Saturday Morning Sales

Kevin Latchford


Opinion: NDA's Should Seldom Be Signed - May 2, 2015

The NDA. The Non-Disclosure Agreement. A legal agreement that seems to be at its height of popularity. What does this have to do with sales you may be wondering? Everything. And, here is my opinion.

To put a few things about me into perspective so you’ll understand where my opinion comes from, let me first start by pointing out that my father was a corporate attorney specializing in contracts, and my roommate from college is managing partner of a very successful law firm. While I am not an attorney, I have a pretty good grasp on contract law. And, now that I’ve been in my own career for over twenty years, I can’t help but think “wow, when did sales become so enamored with legaleeze?”
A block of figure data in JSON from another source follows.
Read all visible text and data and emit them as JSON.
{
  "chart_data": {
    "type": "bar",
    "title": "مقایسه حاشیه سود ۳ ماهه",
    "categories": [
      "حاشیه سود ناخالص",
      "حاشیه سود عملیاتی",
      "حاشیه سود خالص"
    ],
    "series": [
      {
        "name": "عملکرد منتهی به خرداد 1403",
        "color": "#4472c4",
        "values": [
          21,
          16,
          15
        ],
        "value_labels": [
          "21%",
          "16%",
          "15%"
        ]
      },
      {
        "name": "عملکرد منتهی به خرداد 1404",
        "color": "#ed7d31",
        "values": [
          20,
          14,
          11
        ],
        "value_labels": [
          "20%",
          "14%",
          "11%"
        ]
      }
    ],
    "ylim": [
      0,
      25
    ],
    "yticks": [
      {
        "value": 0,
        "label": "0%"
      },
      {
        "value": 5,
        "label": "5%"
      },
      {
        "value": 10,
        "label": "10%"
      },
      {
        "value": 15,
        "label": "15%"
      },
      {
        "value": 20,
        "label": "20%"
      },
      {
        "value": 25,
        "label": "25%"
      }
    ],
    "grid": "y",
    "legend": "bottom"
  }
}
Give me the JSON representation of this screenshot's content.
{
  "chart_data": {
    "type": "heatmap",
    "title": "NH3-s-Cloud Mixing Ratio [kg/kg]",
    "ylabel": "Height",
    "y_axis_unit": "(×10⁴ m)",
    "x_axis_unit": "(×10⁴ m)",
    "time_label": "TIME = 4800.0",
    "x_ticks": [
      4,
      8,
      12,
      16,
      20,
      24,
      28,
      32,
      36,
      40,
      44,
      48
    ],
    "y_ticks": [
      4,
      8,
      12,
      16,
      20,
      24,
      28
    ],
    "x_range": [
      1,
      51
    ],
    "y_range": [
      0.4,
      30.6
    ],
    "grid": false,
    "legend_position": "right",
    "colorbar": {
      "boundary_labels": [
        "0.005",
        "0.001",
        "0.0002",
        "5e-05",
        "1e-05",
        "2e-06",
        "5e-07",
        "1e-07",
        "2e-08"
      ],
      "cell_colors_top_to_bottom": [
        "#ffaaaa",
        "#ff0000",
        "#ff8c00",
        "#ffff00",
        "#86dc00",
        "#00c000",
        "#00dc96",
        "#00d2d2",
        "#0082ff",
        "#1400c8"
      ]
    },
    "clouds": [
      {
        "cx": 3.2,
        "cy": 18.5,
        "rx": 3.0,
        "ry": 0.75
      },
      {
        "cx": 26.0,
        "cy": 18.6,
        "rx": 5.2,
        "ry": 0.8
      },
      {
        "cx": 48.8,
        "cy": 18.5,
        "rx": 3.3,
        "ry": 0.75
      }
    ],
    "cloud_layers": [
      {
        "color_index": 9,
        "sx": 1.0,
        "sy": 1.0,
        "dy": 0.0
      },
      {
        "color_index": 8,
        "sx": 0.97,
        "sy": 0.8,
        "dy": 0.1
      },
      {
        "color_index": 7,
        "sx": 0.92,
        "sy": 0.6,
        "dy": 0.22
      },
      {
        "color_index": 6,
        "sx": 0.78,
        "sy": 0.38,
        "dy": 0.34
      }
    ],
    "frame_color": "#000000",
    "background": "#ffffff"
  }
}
Contracts are a way of life in business, especially in sales. A purchase order is a contract. There are service level agreements (SLA’s) which are contracts. There are employee contracts and non-competition agreements. Ok, Ok there are contracts. But, I’ve never seen anything quite so obnoxious as the constant use these days of the NDA. Certainly, they have their place too in business, but everyone seems to be carrying one with them everywhere they go, and no one wants to even have a general conversation without a signature. And, what make matters worse, they are blanket NDA’s with nothing specific being covered. In other words, they basically cover everything that “might” be said rather that what “will specifically” be said in a conversation.

Think about it for a moment. If, as a sales person, you are bound by a NDA for every (or even every other) conversation you might have with a prospective customer, then you will run out of topics to discuss rather quickly. In my opinion the NDA should not be a tool utilized for an initial conversation. So, how do you deal with the request (demand)?

First of all, you need to understand your own company policy with regards to the NDA. Does your legal counsel have a certain position the company takes on whether a NDA will or will not be executed. Second, you should have a standard response for the customer or prospect when asked. And, third and finally, do not waiver and sign one and not another. Your policies should be across the board.

The NDA has its place, but get through the initial conversation, and make sure you and your customer or prospect are interested in furthering the relationship. Have your attorney draft the NDA, not the customer or prospect, and make sure there is a place to be very, very specific on what is to be covered by the NDA. And, it must be limited in timeframe, none of this lifetime stuff, or even 2 years. The NDA should survive one year at most.

Hopefully you’ll not need to deal with the NDA, but if you do, I hope my opinion sheds a little light on this popular contract.